子どもの頃はヤンチャしていて、けんかに明け暮れたり、問題もいろいろと起こしてました。父親が困って相談していた床屋にボクシング協会の理事長も通っていて、それならうちで預かろうかと中3からボクシングを始めることになりました。
選手層の薄い山梨では優勝できたんですが、関東大会の1回戦で反則負けを取られて、その時の指導者が悔し泣きしてるんですよ。「お前なら絶対日本一になれるのに」って。それまでは大人なんか信じられないと思っていたけど、その涙を見て必ず日本一になってやると腹をくくってボクシングに打ち込みました。
高校のときは朝から晩までボクシング漬けで、同期に元世界チャンピオンの鬼塚勝也や川島郭志、1つ上に薬師寺保栄、1つ下に辰吉丈一郎がいるなか、国体に出たりインターハイ優勝もしたんですよ。プロに行く選択肢もあったけど、とりあえずバルセロナ五輪に出ようと東京の大学に進学したんだけど、大学1年の冬に父に病気が見つかってね。
「工場が回らないから、3か月間、電話番だけでもいいから帰ってきてくれ」って。父からは悪い病気じゃないと聞いてたんですが、手術の前日に医者に呼ばれて「悪性のリンパ腫です。長くても余命2~3年」と伝えられました。大学はそのまま一度も戻ることなく中退、父が入院してる病室にポラロイドカメラで撮った修理車両の写真を持って行って、一から技術を教わりました。
10年ほど前には自動車整備の技術大会で“2度目”の日本一に
ボクシングに未練もあったけど、まだ若かったから、そのうちまた時間ができたらやればいいやと思ううちに、結局それっきり。ボクシングにいたころは、試合で日本全国に行く先々で「市村君」と声をかけられていたけれど、この業界に入ってからはその辺の板金屋の兄ちゃんだからね。夜中の2時、3時まで仕事して、気晴らしにコンビニに缶コーヒーを買いに行ったら、身なりを見てか汚れた手を見てか、お釣りを投げ捨てるように返されたり、地元の先輩からは「ちょっとケンカ強いからっていい気になってんじゃねえぞ。人を殴った後は車たたいて金もうけか?」と絡まれたり。職に貴賤はないと言うけれど、世の中そんなにきれいごとじゃなくて、ボクシングの世界の光が強すぎたぶん、やり切れない思いもしました。
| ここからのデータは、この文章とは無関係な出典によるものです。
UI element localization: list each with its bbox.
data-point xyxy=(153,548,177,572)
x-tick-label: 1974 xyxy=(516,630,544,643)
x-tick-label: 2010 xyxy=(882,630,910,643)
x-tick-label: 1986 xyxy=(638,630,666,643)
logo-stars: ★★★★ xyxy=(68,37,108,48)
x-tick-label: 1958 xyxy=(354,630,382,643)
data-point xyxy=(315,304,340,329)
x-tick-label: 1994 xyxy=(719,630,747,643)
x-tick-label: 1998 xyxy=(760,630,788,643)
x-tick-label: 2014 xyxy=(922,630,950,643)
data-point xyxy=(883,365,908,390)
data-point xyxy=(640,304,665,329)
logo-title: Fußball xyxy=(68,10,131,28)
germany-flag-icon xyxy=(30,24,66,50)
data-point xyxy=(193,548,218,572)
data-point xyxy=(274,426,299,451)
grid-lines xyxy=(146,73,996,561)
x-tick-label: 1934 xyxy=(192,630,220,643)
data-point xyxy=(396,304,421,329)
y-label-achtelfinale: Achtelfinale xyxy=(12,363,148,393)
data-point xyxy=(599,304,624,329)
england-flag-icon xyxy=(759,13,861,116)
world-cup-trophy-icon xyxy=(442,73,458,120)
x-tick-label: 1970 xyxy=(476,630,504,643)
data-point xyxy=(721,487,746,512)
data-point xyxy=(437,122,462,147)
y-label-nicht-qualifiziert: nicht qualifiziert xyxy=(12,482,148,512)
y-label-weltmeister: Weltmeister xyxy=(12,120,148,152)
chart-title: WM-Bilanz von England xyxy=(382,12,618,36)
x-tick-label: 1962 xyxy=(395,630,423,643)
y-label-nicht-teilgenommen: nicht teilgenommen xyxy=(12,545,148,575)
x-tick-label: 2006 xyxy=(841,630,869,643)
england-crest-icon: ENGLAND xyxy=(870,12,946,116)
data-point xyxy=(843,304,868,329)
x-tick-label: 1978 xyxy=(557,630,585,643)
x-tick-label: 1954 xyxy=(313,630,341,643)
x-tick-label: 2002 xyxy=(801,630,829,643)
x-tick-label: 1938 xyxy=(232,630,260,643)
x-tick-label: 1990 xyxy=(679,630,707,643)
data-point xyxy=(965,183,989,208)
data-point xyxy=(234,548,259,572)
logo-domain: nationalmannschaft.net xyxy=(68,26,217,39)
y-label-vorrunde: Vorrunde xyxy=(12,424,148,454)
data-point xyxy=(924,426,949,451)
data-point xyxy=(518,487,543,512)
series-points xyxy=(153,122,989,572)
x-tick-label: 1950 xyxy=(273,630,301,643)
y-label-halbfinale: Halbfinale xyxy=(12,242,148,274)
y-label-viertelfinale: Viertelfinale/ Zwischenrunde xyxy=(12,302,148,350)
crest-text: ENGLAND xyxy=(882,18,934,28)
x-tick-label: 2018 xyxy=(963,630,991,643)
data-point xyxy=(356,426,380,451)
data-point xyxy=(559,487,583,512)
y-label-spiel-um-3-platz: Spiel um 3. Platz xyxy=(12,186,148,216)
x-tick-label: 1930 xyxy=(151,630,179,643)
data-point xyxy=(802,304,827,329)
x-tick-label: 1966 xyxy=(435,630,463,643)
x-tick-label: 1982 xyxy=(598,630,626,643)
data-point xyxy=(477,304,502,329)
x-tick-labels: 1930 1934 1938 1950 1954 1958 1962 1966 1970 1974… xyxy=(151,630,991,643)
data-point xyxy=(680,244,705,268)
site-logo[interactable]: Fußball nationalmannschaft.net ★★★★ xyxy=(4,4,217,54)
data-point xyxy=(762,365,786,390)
それでも、ボクシングでは一生食ってはいけないんですよ。おやじは結局14年闘病して61歳で逝きましたけど、今では、おやじが僕をこの仕事で食っていけるようにするために病気になって、早く一人立ちできるように先に行くぞと亡くなったのかなと思っている。死ぬ少し前に、抗がん剤でもう正気ではなかったのかもしれないけど「お前がいてくれてよかった。俺の人生は幸せだった」と言われて。幼い頃からヤンチャして、仕事を始めた後もむちゃくちゃで、周りからはずっと「親の育て方が悪い」と言われてきた。僕がちゃんとまっとうに生きることで、おやじの育て方は間違ってなんかなかったと証明していきたい。
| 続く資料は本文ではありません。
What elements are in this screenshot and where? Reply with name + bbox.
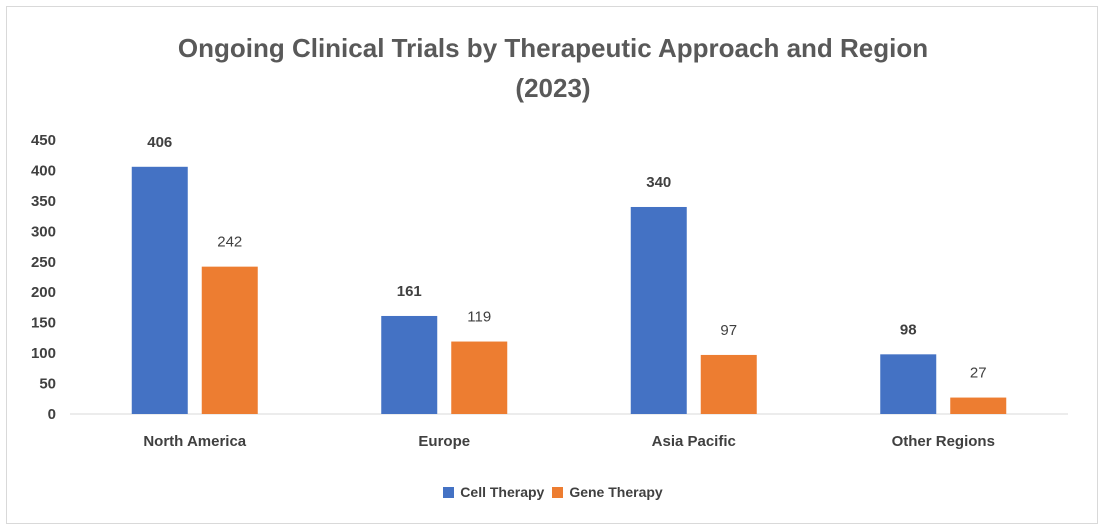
bar xyxy=(451,341,508,414)
data-label: 406 xyxy=(147,134,172,151)
bar xyxy=(201,266,258,414)
legend-swatch-cell-therapy xyxy=(443,486,455,498)
data-label: 340 xyxy=(646,174,671,191)
y-tick-label: 150 xyxy=(31,315,56,332)
data-label: 119 xyxy=(467,309,491,326)
legend-item-cell-therapy: Cell Therapy xyxy=(443,484,544,500)
bar xyxy=(950,397,1007,414)
data-label: 27 xyxy=(970,365,987,382)
legend-swatch-gene-therapy xyxy=(552,486,564,498)
chart-frame xyxy=(6,6,1098,524)
data-label: 161 xyxy=(397,283,422,300)
y-tick-label: 350 xyxy=(31,193,56,210)
bar xyxy=(381,315,438,414)
y-tick-label: 100 xyxy=(31,345,56,362)
data-label: 97 xyxy=(720,322,737,339)
data-label: 98 xyxy=(900,321,917,338)
x-tick-label: North America xyxy=(143,433,246,450)
y-tick-label: 250 xyxy=(31,254,56,271)
y-tick-label: 50 xyxy=(39,376,56,393)
x-tick-label: Europe xyxy=(418,433,470,450)
chart-title: Ongoing Clinical Trials by Therapeutic A… xyxy=(0,28,1106,108)
legend-label-gene-therapy: Gene Therapy xyxy=(569,484,663,500)
legend-label-cell-therapy: Cell Therapy xyxy=(460,484,545,500)
bar xyxy=(700,354,757,414)
y-tick-label: 400 xyxy=(31,162,56,179)
data-label: 242 xyxy=(217,234,242,251)
y-tick-label: 0 xyxy=(48,406,56,423)
bar xyxy=(630,206,687,414)
chart-title-line-1: Ongoing Clinical Trials by Therapeutic A… xyxy=(177,33,929,63)
x-tick-label: Asia Pacific xyxy=(652,433,736,450)
legend: Cell Therapy Gene Therapy xyxy=(0,484,1106,500)
y-tick-label: 300 xyxy=(31,223,56,240)
legend-item-gene-therapy: Gene Therapy xyxy=(552,484,663,500)
y-tick-label: 200 xyxy=(31,284,56,301)
y-tick-label: 450 xyxy=(31,132,56,149)
chart-title-line-2: (2023) xyxy=(515,73,591,103)
bar xyxy=(131,166,188,414)
bar xyxy=(880,354,937,414)
x-tick-label: Other Regions xyxy=(892,433,995,450)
10年ほど前に、整備の技術大会で日本一になったんですよ。ボクシングをやめてから、やっと2度目の日本一を取れた。自動車整備協同組合の役員をやめるときには、業界の関係者がチャンピオンベルトを作ってくれました。一生かけてこの仕事をやってきて、間違ってなかったのかなと思っています。